Helicase DDX41 is a cytosolic sensor capable of detecting double-stranded DNA in mammals. However, the function of DDX41 remains poorly understood in invertebrates. In a previous study, we identified the first DDX41 sensor in the black tiger shrimp Penaeus monodon (PmDDX41) and showed that it played a role in anti-viral response. In the present study, we demonstrated that PmDDX41 was localized in the cytoplasm of shrimp hemocytes. However, PmDDX41 was localized in both the cytoplasm and nucleus of hemocytes in the presence of white spot syndrome virus (WSSV) infection or when stimulated by the nucleic acid mimics, poly(dA:dT) and poly(I:C). Similar results were observed when PmDDX41 was transfected into human embryonic kidney 293T (HEK293T) cells. Immunoprecipitation further demonstrated that PmDDX41 bound to biotin-labeled poly(dA:dT) but not poly(I:C). The overexpression of shrimp PmDDX41 and mouse stimulator of interferon gene (MmSTING) in HEK293T cells synergistically promoted IFN-ß and NF-κB promoter activity via the DEADc domain. Co-immunoprecipitation (Co-IP) also confirmed that there was an interaction between PmDDX41 and STING after stimulation with poly(dA:dT) but not poly(I:C). Our study is the first to demonstrate that PmDDX41 acts as a cytosolic DNA sensor that interacts with STING via its DEADc domain to trigger the IFN-ß and NF-κB signaling pathways, thus activating antiviral innate immune responses.

A cytosolic sensor, PmDDX41, mediates antiviral immune response in black tiger shrimp Penaeus monodon.

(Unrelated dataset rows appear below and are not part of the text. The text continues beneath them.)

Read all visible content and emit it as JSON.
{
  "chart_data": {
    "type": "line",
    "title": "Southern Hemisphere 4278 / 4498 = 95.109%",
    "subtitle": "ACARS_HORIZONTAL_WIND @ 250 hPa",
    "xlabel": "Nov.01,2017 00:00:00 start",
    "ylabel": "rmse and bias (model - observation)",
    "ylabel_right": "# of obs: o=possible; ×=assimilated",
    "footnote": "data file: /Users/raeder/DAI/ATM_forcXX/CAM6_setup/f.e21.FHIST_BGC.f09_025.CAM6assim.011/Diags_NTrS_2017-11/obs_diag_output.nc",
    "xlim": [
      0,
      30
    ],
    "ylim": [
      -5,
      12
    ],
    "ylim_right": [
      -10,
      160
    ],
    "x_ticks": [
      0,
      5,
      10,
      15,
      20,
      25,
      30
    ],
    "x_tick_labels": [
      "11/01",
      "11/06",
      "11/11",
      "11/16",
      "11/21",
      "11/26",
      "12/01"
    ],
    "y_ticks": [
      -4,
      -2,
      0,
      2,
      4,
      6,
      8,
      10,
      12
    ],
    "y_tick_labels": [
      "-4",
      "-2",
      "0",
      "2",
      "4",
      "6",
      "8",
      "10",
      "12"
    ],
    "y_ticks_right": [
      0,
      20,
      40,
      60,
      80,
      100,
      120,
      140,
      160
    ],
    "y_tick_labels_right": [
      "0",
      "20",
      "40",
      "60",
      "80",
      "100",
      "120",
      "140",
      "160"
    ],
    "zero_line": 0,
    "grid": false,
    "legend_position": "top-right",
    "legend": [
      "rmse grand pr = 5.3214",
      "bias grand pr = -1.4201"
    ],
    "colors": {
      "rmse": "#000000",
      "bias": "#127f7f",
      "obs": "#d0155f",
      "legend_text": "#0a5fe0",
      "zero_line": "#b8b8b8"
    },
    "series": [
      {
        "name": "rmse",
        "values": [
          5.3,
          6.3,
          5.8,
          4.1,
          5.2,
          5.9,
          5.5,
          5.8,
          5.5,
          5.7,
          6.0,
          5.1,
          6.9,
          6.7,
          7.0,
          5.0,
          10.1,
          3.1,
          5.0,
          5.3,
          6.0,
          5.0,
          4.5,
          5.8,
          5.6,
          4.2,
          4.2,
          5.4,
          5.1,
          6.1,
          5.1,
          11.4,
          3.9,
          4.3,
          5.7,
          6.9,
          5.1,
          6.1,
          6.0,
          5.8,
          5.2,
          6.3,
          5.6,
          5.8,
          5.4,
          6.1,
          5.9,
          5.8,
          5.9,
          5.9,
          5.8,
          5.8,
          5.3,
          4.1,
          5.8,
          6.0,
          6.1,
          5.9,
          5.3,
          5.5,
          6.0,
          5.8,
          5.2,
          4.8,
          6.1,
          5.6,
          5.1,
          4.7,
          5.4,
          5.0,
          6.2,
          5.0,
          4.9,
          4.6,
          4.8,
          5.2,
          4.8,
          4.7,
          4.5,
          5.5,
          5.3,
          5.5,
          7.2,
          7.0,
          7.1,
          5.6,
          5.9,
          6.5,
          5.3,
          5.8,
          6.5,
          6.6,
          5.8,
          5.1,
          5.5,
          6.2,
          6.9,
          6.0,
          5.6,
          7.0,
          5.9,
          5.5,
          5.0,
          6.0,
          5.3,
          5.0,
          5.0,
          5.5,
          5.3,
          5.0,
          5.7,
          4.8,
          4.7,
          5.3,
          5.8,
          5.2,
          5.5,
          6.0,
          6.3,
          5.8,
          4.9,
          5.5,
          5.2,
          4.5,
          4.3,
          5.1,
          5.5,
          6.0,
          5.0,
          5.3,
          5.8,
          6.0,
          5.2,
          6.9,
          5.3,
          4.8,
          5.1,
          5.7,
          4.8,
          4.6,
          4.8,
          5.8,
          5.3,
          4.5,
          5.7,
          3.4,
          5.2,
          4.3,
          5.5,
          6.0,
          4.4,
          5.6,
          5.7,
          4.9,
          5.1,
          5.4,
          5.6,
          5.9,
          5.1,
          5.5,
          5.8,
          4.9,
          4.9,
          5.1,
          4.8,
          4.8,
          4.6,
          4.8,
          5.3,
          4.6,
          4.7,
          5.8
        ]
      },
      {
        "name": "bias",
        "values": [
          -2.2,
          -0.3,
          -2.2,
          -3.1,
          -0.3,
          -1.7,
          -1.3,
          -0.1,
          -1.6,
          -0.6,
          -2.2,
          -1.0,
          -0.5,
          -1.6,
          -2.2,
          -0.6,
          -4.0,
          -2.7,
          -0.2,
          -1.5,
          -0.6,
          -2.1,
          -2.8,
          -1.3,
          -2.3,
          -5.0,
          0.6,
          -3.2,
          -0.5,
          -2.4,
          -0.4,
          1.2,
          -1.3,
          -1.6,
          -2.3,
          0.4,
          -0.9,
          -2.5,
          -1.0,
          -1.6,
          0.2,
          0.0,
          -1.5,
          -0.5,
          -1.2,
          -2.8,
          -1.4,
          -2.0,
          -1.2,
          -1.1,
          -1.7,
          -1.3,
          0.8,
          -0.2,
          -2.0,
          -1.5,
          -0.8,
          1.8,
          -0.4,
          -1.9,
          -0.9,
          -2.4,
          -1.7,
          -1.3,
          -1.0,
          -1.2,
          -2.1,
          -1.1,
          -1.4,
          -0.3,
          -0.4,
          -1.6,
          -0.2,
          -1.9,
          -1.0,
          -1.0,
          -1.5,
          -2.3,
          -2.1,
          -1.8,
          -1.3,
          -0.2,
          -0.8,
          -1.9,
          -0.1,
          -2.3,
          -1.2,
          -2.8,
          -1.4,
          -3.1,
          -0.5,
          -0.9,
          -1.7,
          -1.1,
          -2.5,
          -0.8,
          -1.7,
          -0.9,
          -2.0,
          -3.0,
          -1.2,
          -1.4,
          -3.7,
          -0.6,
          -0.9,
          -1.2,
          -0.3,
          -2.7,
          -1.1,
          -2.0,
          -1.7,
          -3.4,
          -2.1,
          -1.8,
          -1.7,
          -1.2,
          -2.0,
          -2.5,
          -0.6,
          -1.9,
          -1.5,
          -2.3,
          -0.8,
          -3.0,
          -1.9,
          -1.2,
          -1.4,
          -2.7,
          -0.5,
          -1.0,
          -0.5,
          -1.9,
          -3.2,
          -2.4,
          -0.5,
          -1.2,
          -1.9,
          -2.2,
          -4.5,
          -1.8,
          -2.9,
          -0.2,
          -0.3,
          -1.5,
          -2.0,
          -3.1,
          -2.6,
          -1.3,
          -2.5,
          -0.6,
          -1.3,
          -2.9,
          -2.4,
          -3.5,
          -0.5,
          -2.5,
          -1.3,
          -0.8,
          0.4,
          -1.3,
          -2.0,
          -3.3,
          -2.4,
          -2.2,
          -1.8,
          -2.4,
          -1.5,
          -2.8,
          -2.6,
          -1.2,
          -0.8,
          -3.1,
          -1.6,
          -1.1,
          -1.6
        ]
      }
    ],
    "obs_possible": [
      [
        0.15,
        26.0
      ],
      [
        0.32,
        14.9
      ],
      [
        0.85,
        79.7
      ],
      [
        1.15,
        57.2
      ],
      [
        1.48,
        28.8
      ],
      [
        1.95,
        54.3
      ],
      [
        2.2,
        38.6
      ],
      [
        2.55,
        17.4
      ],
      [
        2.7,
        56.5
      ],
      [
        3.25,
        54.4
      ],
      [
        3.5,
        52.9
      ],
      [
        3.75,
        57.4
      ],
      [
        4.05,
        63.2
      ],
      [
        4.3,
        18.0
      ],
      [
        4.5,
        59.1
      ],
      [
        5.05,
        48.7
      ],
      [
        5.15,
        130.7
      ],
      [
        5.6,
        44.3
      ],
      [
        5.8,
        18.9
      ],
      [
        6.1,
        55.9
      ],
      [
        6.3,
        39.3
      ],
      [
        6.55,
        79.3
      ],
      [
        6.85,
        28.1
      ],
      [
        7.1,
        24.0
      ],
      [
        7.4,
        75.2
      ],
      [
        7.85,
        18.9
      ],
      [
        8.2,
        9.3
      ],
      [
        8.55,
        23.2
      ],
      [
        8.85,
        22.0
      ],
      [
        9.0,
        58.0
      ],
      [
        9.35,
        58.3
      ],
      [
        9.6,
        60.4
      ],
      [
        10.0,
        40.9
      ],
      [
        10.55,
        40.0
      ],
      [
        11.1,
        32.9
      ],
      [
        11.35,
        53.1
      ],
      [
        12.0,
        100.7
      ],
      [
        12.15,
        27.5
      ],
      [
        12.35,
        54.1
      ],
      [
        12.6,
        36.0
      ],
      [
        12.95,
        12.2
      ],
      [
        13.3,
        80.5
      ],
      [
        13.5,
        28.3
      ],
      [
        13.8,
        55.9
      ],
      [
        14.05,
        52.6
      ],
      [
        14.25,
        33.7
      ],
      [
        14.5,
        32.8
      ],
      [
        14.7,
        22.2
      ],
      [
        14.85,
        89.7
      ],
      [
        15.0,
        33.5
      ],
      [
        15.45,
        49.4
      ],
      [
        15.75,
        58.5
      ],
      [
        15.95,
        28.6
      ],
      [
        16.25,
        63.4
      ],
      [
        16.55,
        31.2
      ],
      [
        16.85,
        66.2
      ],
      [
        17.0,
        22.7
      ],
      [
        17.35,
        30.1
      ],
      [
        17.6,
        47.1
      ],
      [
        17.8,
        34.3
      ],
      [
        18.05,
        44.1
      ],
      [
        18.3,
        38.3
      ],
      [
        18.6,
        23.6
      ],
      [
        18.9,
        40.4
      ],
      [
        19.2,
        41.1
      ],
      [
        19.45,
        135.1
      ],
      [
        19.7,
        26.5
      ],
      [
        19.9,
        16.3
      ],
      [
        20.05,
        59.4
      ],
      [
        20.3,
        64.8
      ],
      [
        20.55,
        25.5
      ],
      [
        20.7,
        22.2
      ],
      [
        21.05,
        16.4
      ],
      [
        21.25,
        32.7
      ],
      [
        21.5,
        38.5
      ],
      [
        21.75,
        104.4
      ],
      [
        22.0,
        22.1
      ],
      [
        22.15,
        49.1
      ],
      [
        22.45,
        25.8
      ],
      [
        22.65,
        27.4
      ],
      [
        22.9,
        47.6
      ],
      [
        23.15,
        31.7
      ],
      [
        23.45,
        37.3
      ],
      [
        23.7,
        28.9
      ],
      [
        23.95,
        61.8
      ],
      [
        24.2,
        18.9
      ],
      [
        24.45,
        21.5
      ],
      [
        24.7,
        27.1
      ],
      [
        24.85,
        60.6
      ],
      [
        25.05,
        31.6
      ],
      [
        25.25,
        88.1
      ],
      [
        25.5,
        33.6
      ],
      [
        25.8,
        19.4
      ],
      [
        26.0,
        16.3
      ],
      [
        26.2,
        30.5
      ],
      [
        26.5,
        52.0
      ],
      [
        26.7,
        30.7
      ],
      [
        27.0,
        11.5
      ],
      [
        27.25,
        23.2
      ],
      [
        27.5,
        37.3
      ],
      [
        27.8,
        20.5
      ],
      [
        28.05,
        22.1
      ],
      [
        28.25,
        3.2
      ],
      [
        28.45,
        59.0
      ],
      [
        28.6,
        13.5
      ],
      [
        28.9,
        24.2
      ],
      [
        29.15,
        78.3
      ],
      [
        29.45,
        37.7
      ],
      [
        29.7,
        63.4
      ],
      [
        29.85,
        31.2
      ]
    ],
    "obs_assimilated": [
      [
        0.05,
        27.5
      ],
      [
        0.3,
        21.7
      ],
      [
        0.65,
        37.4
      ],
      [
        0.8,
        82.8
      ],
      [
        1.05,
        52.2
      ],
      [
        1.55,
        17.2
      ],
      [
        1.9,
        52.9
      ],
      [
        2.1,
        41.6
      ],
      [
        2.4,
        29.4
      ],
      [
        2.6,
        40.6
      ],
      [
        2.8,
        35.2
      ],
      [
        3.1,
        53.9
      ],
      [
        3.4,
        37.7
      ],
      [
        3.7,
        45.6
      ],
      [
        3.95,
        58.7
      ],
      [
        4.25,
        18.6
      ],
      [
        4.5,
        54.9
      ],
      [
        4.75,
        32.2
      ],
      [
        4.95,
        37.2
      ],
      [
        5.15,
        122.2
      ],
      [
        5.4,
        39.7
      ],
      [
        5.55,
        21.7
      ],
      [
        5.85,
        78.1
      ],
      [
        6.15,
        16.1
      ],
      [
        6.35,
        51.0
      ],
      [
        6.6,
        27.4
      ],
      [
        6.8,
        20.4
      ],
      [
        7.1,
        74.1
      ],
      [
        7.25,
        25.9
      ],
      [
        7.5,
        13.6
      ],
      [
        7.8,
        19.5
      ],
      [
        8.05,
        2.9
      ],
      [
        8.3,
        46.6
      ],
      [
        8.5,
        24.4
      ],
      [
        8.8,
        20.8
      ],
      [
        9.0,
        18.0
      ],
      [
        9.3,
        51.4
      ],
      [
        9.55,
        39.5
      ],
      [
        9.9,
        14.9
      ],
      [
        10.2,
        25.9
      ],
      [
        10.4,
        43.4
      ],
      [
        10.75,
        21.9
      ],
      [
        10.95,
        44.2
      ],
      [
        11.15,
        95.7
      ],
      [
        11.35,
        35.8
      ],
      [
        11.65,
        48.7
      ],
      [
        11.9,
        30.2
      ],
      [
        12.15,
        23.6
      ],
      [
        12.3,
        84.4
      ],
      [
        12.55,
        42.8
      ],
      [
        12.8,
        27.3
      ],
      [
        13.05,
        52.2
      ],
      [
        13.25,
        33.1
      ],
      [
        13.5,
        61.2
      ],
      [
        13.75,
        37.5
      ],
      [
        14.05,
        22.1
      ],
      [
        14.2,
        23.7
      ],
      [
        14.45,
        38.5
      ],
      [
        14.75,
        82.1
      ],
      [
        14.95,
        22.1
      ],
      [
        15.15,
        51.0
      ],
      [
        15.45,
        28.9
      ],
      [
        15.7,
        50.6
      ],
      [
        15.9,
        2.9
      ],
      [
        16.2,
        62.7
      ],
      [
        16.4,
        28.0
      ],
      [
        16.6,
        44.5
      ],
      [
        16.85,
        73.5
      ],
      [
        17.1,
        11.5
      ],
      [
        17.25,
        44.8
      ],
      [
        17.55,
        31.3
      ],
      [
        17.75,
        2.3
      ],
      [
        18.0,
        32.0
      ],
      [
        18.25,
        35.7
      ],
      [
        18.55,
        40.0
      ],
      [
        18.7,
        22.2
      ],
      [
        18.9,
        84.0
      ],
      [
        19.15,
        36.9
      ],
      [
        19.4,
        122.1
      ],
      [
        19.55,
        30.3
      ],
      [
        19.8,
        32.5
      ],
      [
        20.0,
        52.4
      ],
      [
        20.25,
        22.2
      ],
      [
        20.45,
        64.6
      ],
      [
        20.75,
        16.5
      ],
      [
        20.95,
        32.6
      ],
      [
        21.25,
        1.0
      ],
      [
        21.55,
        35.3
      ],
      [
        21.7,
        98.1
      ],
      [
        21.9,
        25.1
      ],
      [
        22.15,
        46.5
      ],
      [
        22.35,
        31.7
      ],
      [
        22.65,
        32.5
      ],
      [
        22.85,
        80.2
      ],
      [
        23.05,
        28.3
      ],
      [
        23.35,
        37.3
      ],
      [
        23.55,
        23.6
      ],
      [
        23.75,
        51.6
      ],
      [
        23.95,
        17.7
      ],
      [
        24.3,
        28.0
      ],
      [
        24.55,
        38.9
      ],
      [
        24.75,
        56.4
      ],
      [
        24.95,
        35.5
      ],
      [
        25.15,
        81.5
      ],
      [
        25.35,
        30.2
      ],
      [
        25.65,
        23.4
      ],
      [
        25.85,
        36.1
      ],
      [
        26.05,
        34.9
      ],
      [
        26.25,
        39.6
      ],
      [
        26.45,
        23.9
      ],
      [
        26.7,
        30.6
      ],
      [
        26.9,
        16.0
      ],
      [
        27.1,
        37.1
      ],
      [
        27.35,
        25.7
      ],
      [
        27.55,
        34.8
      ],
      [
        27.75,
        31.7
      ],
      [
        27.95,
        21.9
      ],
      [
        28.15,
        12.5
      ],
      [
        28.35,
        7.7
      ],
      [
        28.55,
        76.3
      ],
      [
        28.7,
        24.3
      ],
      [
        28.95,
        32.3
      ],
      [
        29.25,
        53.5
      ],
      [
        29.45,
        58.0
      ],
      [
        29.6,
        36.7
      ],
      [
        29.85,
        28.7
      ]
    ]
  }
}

DEAD (Asp-Glu-Ala-Asp)-box polypeptide 41 (DDX41), a receptor belonging to the DExD family, has recently been identified as an intracellular DNA sensor in vertebrates. Here, we report on the identification and functional characterization of PmDDX41, the first cytosolic DNA sensor in shrimp. By searching a Penaeus monodon expressed sequence tag (EST) database (http://pmonodon.biotec.or.th), three cDNA fragments exhibiting similarity to DDX41 in various species were identified and assembled, resulting in a complete open reading frame of PmDDX41 that contains 1863-bp and encodes a putative protein of 620 amino acids. PmDDX41 shares 83% and 79% similarity to DDX41 homolog from the bee Apis florea and fruit fly Drosophila melanogaster, respectively and contains three conserved domains in the protein: DEADc domain, HELICc domain, and zinc finger domain. The transcript of PmDDX41 was detected in all tested tissues and was up-regulated upon infection with a DNA virus, white spot syndrome virus (WSSV). However, PmDDX41 mRNA expression was not significantly changed and down-regulated in response to a bacterium, Vibrio harveyi, or an RNA virus, yellow head virus (YHV), respectively, compared with the control phosphate-buffered saline-injected shrimp. Furthermore, the suppression of PmDDX41 by dsRNA-mediated gene silencing resulted in more rapid death of WSSV-infected shrimp and a significant decrease in the mRNA expression levels of several immune-related genes (PmIKKß, PmIKKɛ, PmRelish, PmCactus, PmDorsal, PmPEN3, PmPEN5, and ALFPm6). These results suggest that PmDDX41 is involved in the antiviral response, probably via a DNA-sensing pathway that is triggered through the IκB kinase complex and leads to the activation of several immune-related genes.